Though lead poisoning isn’t impacting the entire population, the deaths are causing concern among some members of the wildlife community who have already sought restrictions on lead ammunition.

On former President Obama’s last day in office, Fish and Wildlife Service Director Dan Ashe signed an order banning lead ammo on federal lands by 2022. But the order was met with opposition by pro-gun activists who questioned the timing and science behind the directive.

“This directive is irresponsible and driven not out of sound science but unchecked politics,” said Lawrence Keane, National Shooting Sports Foundation senior vice president and general counsel, in a statement. “This directive was published without dialogue with industry, sportsmen and conservationists. The next director should immediately rescind this, and instead create policy based upon scientific evidence of population impacts with regard to the use of traditional ammunition.”

Ashe’s order was later overturned by President Trump’s Secretary of the Interior, Ryan Zinke.
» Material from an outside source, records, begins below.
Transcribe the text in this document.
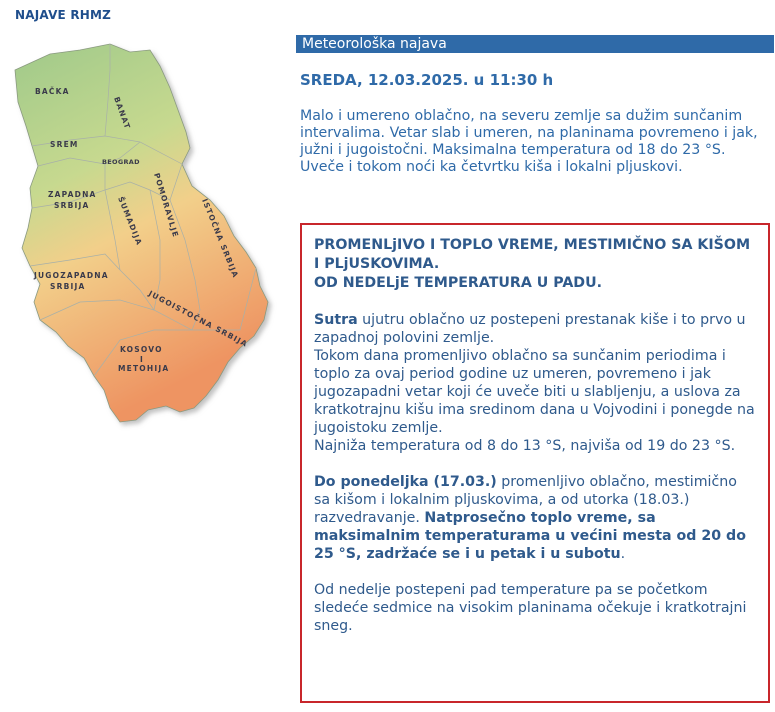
NAJAVE RHMZ
BAČKA
BANAT
SREM
BEOGRAD
ZAPADNA
SRBIJA	ŠUMADIJA POMORAVLJE	ISTOČNA SRBIJA
JUGOZAPADNA
SRBIJA
JUGOISTOČNA SRBIJA
KOSOVO
I
METOHIJA
Meteorološka najava
SREDA, 12.03.2025. u 11:30 h

Malo i umereno oblačno, na severu zemlje sa dužim sunčanim intervalima. Vetar slab i umeren, na planinama povremeno i jak, južni i jugoistočni. Maksimalna temperatura od 18 do 23 °S.

Uveče i tokom noći ka četvrtku kiša i lokalni pljuskovi.

PROMENLjIVO I TOPLO VREME, MESTIMIČNO SA KIŠOM I PLjUSKOVIMA.

OD NEDELjE TEMPERATURA U PADU.

Sutra ujutru oblačno uz postepeni prestanak kiše i to prvo u zapadnoj polovini zemlje.

Tokom dana promenljivo oblačno sa sunčanim periodima i toplo za ovaj period godine uz umeren, povremeno i jak jugozapadni vetar koji će uveče biti u slabljenju, a uslova za kratkotrajnu kišu ima sredinom dana u Vojvodini i ponegde na jugoistoku zemlje.

Najniža temperatura od 8 do 13 °S, najviša od 19 do 23 °S.

Do ponedeljka (17.03.) promenljivo oblačno, mestimično sa kišom i lokalnim pljuskovima, a od utorka (18.03.) razvedravanje. Natprosečno toplo vreme, sa maksimalnim temperaturama u većini mesta od 20 do 25 °S, zadržaće se i u petak i u subotu.

Od nedelje postepeni pad temperature pa se početkom sledeće sedmice na visokim planinama očekuje i kratkotrajni sneg.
For their part, the gun industry maintains that hunting has supported the rehabilitation of the majestic birds. “Eagles are doing very well, their recovery is a great success story largely supported by excise taxes paid by hunters,” Keane told the Associated Press.

Though some wildlife advocates are pushing for a full-out lead ban, other researchers are pointing to education as a solution. “It can be easily solved by not leaving the remains of animals where scavengers can get to them, or to simply use non-lead ammunition,” Virginia advocate Clark explained. “This information needs to be in every hunter safety course.”

Nine bald eagles died in 2016 due to lead poisoning and seven eagles have succumbed to lead so far this year.